Janine, parlando della sua esperienza personale lei ha detto “la prima volta”. Ce n’è stata una seconda?
Sì. Avevo 21 anni, facevo la modella a Miami. È successo in un parcheggio sotterraneo: mi hanno assalita in quattro. E anche in quel momento mi sono tenuta tutto dentro, temevo di perdere il mio lavoro.

La sua associazione lavora a stretto contatto con la polizia sudafricana. Cosa fate esattamente?
Forniamo alla polizia e agli ospedali dei comfort parcels, pacchetti con oggetti che possono rassicurare nell’immediato una donna o un bambino violentato: un orsacchiotto, abiti di ricambio, cioccolatini, asciugamano e sapone per lavarsi... Cose che allevino almeno il disagio iniziale di affrontare un interrogatorio. Organizziamo dei gruppi di supporto psicologico affinché gli agenti imparino a trattare le vittime: per loro è emotivamente pesante ascoltare sette, otto casi di stupro ogni giorno. Devono essere in grado di fare le domande giuste, delicate, per permettere alle donne di raccontare con i propri tempi. Capita anche che in polizia ci siano donne che a loro volta hanno subito violenza: in questi casi le individuiamo e le convinciamo a occuparsi delle altre vittime. Abbiamo inoltre alcune case d’accoglienza dove le donne si rifugiano per qualche mese, ma purtroppo molte di loro sono poi costrette e rientrare in famiglia, proprio dove nella maggior parte dei casi si è consumato lo stupro.

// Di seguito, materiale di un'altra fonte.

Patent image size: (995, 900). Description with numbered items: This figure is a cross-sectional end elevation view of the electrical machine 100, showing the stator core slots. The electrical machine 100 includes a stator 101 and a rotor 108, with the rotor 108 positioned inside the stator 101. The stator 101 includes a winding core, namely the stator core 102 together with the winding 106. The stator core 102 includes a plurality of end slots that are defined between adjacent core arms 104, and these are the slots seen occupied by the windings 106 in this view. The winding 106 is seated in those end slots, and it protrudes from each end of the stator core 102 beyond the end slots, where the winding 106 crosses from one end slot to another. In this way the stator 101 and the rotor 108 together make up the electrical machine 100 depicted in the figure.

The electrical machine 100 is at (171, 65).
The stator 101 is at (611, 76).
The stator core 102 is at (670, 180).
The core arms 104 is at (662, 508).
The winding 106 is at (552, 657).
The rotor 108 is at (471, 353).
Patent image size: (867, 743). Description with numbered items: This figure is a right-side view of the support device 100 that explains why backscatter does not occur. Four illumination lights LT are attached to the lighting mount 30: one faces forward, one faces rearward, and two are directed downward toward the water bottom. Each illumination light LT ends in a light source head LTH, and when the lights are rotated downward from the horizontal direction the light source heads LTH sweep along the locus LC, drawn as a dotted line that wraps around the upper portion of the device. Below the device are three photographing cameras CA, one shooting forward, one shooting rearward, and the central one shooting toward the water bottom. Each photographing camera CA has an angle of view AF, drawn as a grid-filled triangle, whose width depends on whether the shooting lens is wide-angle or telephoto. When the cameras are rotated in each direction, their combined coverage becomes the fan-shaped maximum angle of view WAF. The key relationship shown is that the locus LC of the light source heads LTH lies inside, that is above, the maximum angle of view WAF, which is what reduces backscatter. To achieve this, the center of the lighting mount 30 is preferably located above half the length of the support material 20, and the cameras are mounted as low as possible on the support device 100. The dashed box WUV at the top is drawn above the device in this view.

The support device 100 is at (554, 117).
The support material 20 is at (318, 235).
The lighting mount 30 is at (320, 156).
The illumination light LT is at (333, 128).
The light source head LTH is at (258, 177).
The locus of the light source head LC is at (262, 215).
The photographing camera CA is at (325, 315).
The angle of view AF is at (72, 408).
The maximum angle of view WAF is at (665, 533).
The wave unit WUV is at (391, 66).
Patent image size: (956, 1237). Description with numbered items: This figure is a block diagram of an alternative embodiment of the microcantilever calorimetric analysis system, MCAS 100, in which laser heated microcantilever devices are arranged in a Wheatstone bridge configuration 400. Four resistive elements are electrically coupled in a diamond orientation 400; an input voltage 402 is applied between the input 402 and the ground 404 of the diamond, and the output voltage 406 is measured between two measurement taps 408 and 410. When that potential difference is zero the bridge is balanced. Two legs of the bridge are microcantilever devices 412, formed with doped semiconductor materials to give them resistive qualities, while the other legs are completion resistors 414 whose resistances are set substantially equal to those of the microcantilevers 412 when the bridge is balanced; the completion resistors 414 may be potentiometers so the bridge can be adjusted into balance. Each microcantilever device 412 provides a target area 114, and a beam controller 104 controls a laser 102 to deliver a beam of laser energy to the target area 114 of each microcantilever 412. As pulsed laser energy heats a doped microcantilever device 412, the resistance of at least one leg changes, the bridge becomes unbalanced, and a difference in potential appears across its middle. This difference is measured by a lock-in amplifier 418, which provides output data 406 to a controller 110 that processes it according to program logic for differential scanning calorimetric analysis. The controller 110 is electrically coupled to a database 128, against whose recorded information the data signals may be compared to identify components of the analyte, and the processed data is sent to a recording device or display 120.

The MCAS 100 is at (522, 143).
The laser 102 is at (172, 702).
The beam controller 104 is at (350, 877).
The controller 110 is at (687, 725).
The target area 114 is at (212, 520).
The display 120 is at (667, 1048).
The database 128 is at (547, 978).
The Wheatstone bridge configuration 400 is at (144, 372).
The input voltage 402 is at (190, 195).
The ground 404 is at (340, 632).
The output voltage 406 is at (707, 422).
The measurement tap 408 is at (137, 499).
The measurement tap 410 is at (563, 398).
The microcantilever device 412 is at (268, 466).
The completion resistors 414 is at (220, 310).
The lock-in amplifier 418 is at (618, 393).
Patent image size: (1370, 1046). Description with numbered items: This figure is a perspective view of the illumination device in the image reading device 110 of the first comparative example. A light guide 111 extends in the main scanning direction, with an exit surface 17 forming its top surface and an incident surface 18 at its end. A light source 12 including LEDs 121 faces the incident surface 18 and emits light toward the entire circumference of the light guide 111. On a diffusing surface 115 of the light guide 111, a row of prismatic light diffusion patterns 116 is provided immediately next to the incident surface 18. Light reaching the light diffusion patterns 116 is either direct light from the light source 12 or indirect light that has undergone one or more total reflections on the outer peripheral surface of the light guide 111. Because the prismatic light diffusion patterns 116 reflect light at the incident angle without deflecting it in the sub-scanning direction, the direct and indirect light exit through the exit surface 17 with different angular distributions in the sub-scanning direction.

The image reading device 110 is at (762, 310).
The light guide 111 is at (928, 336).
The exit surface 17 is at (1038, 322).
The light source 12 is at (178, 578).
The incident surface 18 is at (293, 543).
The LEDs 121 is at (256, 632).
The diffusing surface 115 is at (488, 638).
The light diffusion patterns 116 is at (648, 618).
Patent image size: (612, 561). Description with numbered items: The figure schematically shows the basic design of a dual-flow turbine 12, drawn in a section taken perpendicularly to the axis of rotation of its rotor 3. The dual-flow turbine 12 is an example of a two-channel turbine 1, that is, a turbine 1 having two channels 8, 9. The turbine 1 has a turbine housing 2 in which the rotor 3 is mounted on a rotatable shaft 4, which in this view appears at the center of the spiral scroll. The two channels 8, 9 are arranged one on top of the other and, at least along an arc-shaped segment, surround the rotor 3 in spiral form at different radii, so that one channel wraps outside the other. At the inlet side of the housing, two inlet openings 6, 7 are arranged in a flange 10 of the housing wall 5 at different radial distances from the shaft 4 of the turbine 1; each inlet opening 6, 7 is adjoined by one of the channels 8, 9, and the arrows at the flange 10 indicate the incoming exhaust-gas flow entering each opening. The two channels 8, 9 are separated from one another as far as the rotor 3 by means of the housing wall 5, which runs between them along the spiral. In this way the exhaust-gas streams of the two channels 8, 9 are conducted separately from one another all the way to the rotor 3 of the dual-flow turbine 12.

Perché in Sudafrica la violenza sessuale è tanto diffusa?
Fino a qualche anno fa lo era soprattutto delle aree rurali del Paese, le più arretrate economicamente e culturalmente. Oggi coinvolge bianchi, neri e ogni strato della società. Penso sia legato a un’idea di sottomissione della donna, ma anche a certe assurde credenze, come quella per cui se hai un rapporto con una vergine puoi guarire dall’Aids. È poi molto diffuso il date rape: portare una donna fuori a cena,
metterle una specie di sonnifero nel bicchiere e approfittare di lei. Ma se il Sudafrica ha un numero tanto alto di violenze, è anche perché finalmente se ne parla, le donne denunciano.

È un trauma che si supera o resta dentro per sempre?
Rimane la domanda: perché proprio a me? Ed è importante confrontarsi con modelli positivi, come posso essere io per altre donne: per questo ho deciso di parlare, di raccontare la mia storia, per loro. Che così comprendono che la vita va avanti. Che la vita non è solo qualcosa che ruota attorno allo stupro subito. Gli incubi continuano, e anche il rapporto con il proprio corpo non è più lo stesso. Ma a poco a poco si può riuscire a non sentirsi più sporche e sbagliate. Anch’io per tanti anni ho pensato che non avevo più voglia di nulla, come donna. Finché mi sono convinta di avere ancora qualcosa da dare.

Una storia, un volto speciale che ha incontrato in questi anni.
Un bambino di due mesi, pochi giorni fa, violentato da un parente... E una ragazza di 26 anni, di colore, violentata più volte, sia in casa sia da sconosciuti. Ero convinta che non ce l’avrebbe mai fatta a superare l’orrore. Invece ha ripreso gli studi, vuole fortemente diventare avvocato, è più sicura di sé. E non ha più la disperazione nello sguardo.